Ich will Ihnen, Herr Kollege Brodehl, ganz persönlich sagen - und ich sage das in aller Ruhe -: Sie reduzieren Menschen wie mich ausschließlich auf Sexualität.

(Dr. Frank Brodehl [AfD]: Nein!)

- Doch, das haben Sie gerade getan.

(Jörg Nobis [AfD]: Das ist doch Quatsch! Sie haben nicht zugehört!)

- Doch, das haben Sie in Ihrem Beitrag gerade getan. Wir sind aber viel mehr. Liebe ist mehr als nur Sexualität.

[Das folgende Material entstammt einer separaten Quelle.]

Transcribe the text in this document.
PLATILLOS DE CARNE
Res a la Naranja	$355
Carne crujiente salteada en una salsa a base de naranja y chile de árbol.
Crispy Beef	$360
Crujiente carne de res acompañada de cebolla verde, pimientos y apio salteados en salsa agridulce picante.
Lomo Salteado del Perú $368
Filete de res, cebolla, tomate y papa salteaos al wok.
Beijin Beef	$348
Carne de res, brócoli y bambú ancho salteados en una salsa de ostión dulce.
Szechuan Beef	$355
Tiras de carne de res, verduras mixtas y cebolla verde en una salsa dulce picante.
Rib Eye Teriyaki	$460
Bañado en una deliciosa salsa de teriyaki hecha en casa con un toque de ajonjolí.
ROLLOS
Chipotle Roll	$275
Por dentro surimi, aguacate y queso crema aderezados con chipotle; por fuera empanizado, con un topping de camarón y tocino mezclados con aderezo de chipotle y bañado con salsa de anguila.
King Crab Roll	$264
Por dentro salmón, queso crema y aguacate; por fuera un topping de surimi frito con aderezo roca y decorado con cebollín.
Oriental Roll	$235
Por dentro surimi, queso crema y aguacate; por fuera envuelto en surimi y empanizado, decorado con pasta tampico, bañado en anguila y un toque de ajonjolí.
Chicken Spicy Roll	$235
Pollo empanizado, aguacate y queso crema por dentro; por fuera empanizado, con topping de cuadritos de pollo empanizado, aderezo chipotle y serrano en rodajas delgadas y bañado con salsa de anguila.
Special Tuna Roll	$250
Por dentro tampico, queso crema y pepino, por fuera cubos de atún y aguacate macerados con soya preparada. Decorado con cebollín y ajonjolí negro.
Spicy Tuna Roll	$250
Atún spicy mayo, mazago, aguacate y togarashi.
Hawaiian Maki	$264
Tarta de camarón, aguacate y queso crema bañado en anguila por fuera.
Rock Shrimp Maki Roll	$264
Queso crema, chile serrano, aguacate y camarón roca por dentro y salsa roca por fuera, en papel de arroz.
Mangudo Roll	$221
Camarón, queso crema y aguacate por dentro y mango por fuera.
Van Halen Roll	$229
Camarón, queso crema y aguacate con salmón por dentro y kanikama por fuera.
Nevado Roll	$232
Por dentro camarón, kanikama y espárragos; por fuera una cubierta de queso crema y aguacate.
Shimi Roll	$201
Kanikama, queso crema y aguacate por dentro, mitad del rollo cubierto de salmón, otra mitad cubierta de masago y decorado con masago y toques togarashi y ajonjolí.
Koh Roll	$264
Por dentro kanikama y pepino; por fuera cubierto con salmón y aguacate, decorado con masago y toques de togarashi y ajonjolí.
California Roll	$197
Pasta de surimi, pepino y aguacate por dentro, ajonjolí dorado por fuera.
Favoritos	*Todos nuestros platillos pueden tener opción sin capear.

(Zuruf Dr. Frank Brodehl [AfD])

- Lesen Sie Ihren Beitrag noch einmal nach! Wir können uns gern darüber unterhalten, wenn das Plenarprotokoll vorliegt. Sie reduzieren Menschen wie mich auf ihre Sexualität. Aber wir sind viel mehr, wir sind genauso Menschen wie jeder andere auch, Herr Dr. Brodehl.

(Beifall FDP, CDU, SPD, BÜNDNIS 90/DIE GRÜNEN und SSW - Volker Schnurrbusch [AfD]: Mein Gott, das ist ja peinlich!)

Wir übernehmen auch Verantwortung füreinander, und zwar in den berühmten guten und schlechten Zeiten.

(Dr. Kai Dolgner)

Meine Damen und Herren, wie immer ein Empfang oder das Empfangen ausgestaltet werden wird, Sie werden das gut beschließen - das weiß ich -, Sie werden das gut umsetzen.

Zum Flaggenhissen kann ich nur sagen: Über dem Sozial- und Familienministerium wird die Rainbow Flag, die Regenbogenflagge, auch in diesem Jahr wieder wehen.

(Beifall FDP, SPD, BÜNDNIS 90/DIE GRÜNEN, SSW, Lukas Kilian [CDU] und Peer Knöfler [CDU])

Wir haben uns letztes Jahr dazu entschlossen, die Existenz von Menschen, die sehr oft gar nicht sichtbar sind, dadurch hervorzuheben. Wir haben erstmals am internationalen Tag der Transsexuellen, also am 31. März, die entsprechende Flagge gehisst. Wir haben am Tag der Bisexuellen, also am 23. September, die entsprechende Flagge gehisst. Und wir haben auch am internationalen Tag der intersexuellen Menschen, am 26. Oktober, deren Flagge gehisst. Ich weiß, das ist ein Symbol, aber das soll ein Symbol sein, um Menschen sichtbar zu machen.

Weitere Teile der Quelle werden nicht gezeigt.